Methods: To assess the success of prenatal detection of heart defects (CHD) we compared the number of prenatal diagnosis with a known prevalence of CHD at birth as determined by prospective Bohemian „BOSS“ study. The study established prevalence of all CHD at birth 6.16 per 1 000 liveborn newborns and 2.36 of those with critical forms.
Results: Between 1986 and 2012 were evaluated 2 996 of foetuses with congenital heart defects. A detection rate of CHD reached 47% during recent five years and detection of critical forms exceeded 80%. 1 612 (54%) mothers of foetuses with CHD opted for termination of pregnancy, 49% of them had an extracardiac heart malformations. 1 296 (43%) newborns were born with prenatally detected heart lesion and 90 (3%) foetuses died in utero. Due to high termination rate of foetuses with CHD the number of children with several complexed heart lesions declined (hypoplastic left heart syndrome, pulmonary atresia, single ventricle, persistent arterial trunk, atrioventricular defect and Ebstein anomaly).
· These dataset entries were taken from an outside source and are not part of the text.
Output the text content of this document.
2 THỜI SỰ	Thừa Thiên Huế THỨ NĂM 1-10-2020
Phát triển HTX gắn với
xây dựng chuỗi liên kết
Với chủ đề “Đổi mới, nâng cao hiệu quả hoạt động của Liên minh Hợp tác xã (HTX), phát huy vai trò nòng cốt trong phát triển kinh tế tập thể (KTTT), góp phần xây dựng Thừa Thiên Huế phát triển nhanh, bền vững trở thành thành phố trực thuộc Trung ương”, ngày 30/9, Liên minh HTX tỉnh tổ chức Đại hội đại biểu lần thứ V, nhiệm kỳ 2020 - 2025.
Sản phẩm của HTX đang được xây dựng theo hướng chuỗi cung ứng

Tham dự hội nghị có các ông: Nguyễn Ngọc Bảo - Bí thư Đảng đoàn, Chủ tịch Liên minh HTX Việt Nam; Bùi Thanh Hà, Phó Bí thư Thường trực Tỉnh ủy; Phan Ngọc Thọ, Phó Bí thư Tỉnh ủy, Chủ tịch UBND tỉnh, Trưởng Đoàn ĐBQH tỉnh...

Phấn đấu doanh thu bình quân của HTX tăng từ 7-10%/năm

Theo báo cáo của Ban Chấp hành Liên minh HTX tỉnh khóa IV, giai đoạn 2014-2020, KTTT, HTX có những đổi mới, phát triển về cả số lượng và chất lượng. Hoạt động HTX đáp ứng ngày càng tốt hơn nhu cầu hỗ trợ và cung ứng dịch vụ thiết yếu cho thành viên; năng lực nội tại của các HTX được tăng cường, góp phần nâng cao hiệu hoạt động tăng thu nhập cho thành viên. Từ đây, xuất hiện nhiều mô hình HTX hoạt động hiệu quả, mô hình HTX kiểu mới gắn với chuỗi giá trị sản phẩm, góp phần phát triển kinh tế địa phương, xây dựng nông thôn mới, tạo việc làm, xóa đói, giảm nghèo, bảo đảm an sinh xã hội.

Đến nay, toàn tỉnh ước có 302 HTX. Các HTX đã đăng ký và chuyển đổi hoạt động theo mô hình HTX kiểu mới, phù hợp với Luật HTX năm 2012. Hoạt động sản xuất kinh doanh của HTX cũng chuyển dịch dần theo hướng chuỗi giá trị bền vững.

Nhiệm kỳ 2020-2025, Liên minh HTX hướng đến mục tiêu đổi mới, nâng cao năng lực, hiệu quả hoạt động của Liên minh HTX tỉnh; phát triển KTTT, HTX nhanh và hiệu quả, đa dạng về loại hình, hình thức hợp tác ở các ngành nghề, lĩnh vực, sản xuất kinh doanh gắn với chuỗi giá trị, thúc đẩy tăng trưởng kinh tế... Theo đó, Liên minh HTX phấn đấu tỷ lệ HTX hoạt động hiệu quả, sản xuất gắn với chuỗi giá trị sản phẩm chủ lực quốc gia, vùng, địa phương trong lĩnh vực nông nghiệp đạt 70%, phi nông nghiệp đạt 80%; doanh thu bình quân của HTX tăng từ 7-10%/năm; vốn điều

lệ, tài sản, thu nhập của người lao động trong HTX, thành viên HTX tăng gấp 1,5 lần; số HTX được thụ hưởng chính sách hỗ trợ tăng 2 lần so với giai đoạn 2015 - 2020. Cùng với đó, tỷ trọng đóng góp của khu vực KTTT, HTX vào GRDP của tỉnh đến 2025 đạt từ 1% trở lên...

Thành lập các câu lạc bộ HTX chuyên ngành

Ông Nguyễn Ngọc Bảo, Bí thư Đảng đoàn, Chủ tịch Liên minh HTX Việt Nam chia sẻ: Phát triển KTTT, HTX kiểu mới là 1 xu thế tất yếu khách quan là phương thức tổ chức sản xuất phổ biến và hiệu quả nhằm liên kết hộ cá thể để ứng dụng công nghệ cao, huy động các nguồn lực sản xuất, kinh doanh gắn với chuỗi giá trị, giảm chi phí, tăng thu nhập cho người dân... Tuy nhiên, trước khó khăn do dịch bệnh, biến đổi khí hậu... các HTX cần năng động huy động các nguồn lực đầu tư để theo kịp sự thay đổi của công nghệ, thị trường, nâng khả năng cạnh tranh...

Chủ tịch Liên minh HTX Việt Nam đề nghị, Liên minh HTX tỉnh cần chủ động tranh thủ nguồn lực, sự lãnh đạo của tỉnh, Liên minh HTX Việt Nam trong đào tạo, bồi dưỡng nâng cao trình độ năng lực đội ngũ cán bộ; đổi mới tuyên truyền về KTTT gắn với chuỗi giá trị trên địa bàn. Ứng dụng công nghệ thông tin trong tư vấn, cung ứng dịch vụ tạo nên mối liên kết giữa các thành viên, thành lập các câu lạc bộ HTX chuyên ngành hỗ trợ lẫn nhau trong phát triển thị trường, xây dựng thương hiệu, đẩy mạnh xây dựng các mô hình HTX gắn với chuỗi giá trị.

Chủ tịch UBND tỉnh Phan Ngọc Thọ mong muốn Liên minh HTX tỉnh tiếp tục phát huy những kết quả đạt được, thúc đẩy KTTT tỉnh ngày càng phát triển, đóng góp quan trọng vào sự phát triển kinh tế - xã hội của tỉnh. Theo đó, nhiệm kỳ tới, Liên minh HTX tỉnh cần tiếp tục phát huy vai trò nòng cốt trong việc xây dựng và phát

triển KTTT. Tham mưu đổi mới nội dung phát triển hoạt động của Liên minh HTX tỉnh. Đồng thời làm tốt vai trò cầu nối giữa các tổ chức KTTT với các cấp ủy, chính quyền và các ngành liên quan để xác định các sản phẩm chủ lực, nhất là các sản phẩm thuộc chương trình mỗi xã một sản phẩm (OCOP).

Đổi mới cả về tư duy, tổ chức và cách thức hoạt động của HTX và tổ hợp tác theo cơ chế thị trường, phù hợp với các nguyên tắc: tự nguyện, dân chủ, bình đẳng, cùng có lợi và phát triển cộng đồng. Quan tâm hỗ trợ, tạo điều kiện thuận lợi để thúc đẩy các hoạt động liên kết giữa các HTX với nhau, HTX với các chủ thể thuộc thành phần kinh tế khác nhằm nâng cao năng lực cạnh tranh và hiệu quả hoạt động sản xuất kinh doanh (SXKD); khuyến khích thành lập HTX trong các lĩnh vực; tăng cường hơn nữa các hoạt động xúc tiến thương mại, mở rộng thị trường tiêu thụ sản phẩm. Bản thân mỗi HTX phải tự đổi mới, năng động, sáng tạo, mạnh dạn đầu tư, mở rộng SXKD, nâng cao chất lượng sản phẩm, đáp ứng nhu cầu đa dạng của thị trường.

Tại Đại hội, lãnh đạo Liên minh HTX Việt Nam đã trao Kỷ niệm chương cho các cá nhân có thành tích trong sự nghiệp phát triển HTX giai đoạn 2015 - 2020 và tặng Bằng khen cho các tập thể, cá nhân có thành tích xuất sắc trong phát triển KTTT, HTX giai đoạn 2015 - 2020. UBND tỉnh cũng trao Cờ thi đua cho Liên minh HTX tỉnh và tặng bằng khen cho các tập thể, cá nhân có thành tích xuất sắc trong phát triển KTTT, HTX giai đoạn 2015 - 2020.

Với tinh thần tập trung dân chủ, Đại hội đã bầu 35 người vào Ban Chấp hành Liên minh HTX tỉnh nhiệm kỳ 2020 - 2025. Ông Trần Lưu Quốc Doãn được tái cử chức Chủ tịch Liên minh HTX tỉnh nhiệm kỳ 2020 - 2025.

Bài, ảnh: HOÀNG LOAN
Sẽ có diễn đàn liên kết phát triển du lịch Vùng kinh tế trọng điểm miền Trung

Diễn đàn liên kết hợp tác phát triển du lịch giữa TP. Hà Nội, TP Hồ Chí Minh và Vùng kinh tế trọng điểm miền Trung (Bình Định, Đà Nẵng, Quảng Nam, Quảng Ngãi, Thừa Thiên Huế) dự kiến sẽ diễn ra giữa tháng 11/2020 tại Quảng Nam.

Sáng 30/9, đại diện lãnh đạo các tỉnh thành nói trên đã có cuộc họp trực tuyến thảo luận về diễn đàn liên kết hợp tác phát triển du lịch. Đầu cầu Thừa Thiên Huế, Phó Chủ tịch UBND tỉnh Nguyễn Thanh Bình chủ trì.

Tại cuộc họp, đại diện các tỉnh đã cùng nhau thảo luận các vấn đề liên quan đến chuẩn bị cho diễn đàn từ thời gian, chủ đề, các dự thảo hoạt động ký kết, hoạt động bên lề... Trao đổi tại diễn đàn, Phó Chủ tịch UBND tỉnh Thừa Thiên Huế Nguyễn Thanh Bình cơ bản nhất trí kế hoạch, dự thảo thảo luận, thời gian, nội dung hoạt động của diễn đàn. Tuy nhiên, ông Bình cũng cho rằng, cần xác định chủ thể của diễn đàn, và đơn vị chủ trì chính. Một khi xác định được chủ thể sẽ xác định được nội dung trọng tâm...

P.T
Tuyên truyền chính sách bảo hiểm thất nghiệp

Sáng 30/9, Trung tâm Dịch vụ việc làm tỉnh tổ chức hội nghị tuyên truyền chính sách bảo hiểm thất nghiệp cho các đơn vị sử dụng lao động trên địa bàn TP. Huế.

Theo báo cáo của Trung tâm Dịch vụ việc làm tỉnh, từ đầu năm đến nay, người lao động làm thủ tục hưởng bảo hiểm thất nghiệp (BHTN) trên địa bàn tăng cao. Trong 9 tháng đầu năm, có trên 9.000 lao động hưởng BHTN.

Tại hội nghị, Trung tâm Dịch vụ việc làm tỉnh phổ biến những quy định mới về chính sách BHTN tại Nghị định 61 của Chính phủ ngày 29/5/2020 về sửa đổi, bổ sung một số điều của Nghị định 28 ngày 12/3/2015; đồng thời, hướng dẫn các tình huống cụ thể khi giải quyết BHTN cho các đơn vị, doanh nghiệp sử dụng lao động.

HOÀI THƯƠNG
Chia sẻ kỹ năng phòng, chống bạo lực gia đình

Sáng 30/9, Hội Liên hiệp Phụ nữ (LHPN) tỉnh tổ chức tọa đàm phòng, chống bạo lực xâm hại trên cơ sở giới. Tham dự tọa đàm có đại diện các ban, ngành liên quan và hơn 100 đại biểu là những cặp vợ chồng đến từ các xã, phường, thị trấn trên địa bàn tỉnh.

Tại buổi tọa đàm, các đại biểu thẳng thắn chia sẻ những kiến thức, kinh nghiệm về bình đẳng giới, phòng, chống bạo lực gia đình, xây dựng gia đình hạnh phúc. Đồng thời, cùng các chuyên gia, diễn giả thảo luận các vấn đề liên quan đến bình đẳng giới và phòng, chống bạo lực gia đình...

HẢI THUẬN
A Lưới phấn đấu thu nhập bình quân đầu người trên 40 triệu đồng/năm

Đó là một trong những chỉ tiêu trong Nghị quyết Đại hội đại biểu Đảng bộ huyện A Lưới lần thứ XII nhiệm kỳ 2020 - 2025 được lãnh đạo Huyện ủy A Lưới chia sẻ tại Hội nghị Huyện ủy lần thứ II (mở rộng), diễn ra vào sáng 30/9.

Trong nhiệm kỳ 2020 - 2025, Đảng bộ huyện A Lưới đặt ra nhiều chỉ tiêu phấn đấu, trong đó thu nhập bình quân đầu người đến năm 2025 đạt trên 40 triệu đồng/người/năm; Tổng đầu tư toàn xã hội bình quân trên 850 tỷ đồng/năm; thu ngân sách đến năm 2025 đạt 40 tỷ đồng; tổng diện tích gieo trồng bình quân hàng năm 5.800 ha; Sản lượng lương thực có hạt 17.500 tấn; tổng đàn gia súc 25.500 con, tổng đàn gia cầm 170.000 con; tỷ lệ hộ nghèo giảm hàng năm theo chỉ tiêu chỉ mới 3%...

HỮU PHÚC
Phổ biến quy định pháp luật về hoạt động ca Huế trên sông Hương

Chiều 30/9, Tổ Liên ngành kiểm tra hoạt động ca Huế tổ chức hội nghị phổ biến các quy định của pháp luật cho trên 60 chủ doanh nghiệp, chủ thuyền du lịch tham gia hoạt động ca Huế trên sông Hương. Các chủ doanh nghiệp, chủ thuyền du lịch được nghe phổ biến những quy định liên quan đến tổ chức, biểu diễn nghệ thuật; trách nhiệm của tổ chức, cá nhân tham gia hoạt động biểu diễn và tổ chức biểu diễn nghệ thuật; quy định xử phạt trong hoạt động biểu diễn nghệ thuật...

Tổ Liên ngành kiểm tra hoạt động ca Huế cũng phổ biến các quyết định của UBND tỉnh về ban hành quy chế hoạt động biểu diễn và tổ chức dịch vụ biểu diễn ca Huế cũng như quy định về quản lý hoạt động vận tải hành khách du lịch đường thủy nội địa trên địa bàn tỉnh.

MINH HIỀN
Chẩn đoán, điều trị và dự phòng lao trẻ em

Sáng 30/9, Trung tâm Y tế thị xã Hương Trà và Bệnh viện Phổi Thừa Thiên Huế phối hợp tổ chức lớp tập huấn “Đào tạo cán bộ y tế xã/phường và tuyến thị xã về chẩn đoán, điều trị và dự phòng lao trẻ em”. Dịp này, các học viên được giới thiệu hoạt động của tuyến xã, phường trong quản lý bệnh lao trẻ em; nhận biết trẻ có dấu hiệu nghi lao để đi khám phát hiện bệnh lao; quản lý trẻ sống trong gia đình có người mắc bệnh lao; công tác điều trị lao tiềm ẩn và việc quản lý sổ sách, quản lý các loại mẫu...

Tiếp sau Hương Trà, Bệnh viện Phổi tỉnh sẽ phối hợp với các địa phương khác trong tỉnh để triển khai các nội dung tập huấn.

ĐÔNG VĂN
Conclusion: The nationwide prenatal ultrasound screening programme enabled detection of 43% of all CHD in recent years. Owing to severity of lesions and associated extracardiac malformations and cultural background, termination rate of foetuses with CHD remains high. High termination rate lead to significant decrease of postnatal incidence of several complex and severe CHD (such as hypoplastic left heart syndrome).